VISTOS POR ELE

08/06/2020

Escrito por Isabela Martins


Existe uma parte em todos nós, por menor ou mais imperceptível que seja, que deseja o ser visto, ser contemplado e, creio que acima de tudo, ser compreendido. Para alguns essa é uma necessidade tão gritante que os levam a viver para agradar ao outro na tentativa de ser enxergado de alguma forma pelo alvo do seu agrado. Já para outros é uma necessidade não muito notável, tanto é que para esse grupo de pessoas o discurso de "não ligo para opinião alheia" ou "não tô nem aí para o que vão pensar de mim" é a marca registrada.

Citei aqui o exemplo de dois extremos, mas, sem dúvidas, há mil e um exemplos entre esses dois extremos e eles são bem variáveis e múltiplos. A questão é: ansiamos por sermos vistos. Mas não de forma sucinta e superficial. Queremos ser vistos na profundidade e complexidade do nosso ser e, mais que isso, compreendidos. 

Quando paro para analisar, a arte é o que melhor exprime esse nosso desejo e necessidade, pois ela é sempre uma abstração ou uma representação da realidade. Quando se trata da abstração, ela se esforça para criar um mundo ideal, um mundo livre das dores e lágrimas, da maldade, da mentira. E, quando se trata de representar a realidade, a arte tenta, nas suas multiformes - dança, música, literatura, pintura, escultura e afins - expressar os sentimentos, emoções e desejos humanos com a maior intensidade, profundidade e veracidade possível.

Certa vez uma professora da faculdade disse a classe algo que perpétua na minha mente. Ela disse que os artistas possuem uma sensibilidade elevadíssima, o que torna a vida, a realidade, o mundo em si, muitas vezes, um peso demasiado para eles. Isso se comprova quando estudamos a vida dos grandes artistas que tiveram fins trágicos, como vícios em entorpecentes, bebidas e até mesmo o suicídio. E, se não um fim trágico ou enigmático, uma vida trágica ou enigmática. Incompreensível para muitos de nós.

Essas pessoas deixaram um relicário de obras maravilhosas, complexas e que denotam a sensibilidade ímpar que seus autores possuíam. Olhamos para elas com olhos admirados e desejamos no nosso íntimo ter a capacidade de criar coisas tão magníficas quanto aquelas. No entanto, o que esses artistas tanto buscavam e que, muitos deles, julgaram nunca ter alcançado plenamente? Ao meu humilde ponto de vista: a vida. 

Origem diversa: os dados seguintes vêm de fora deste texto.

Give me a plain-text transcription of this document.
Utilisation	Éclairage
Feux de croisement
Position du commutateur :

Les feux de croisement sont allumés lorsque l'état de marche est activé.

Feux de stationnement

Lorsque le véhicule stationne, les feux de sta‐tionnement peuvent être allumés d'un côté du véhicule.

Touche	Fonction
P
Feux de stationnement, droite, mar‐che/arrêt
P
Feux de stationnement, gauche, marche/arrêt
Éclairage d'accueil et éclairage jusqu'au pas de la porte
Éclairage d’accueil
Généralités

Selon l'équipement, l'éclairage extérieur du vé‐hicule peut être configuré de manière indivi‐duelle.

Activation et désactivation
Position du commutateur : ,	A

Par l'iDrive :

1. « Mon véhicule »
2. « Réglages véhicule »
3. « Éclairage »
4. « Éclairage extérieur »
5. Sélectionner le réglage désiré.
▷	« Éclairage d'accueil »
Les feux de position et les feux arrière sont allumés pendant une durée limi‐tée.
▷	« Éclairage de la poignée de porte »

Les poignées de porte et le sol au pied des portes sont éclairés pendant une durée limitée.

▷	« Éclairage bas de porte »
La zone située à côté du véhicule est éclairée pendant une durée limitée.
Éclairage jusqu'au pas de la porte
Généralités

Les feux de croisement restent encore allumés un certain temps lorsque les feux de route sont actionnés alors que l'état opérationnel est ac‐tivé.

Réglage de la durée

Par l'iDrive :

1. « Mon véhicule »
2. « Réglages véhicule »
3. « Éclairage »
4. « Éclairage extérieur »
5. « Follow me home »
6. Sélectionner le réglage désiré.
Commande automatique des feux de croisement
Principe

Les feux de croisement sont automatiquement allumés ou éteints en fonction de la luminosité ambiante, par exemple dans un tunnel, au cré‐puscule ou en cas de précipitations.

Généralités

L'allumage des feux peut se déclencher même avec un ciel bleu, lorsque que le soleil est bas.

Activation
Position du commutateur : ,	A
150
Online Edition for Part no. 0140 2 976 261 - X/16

A arte tenta de todas as formas possíveis, imagináveis e inimagináveis descrever, interpretar, desvendar, conceituar e compreender a complexidade da vida, ainda que precise fugir do real para alcançar esse objetivo. O que, para muitos artistas, torna-se um trabalho enfadonho e impossível de ser atingido com excelência. 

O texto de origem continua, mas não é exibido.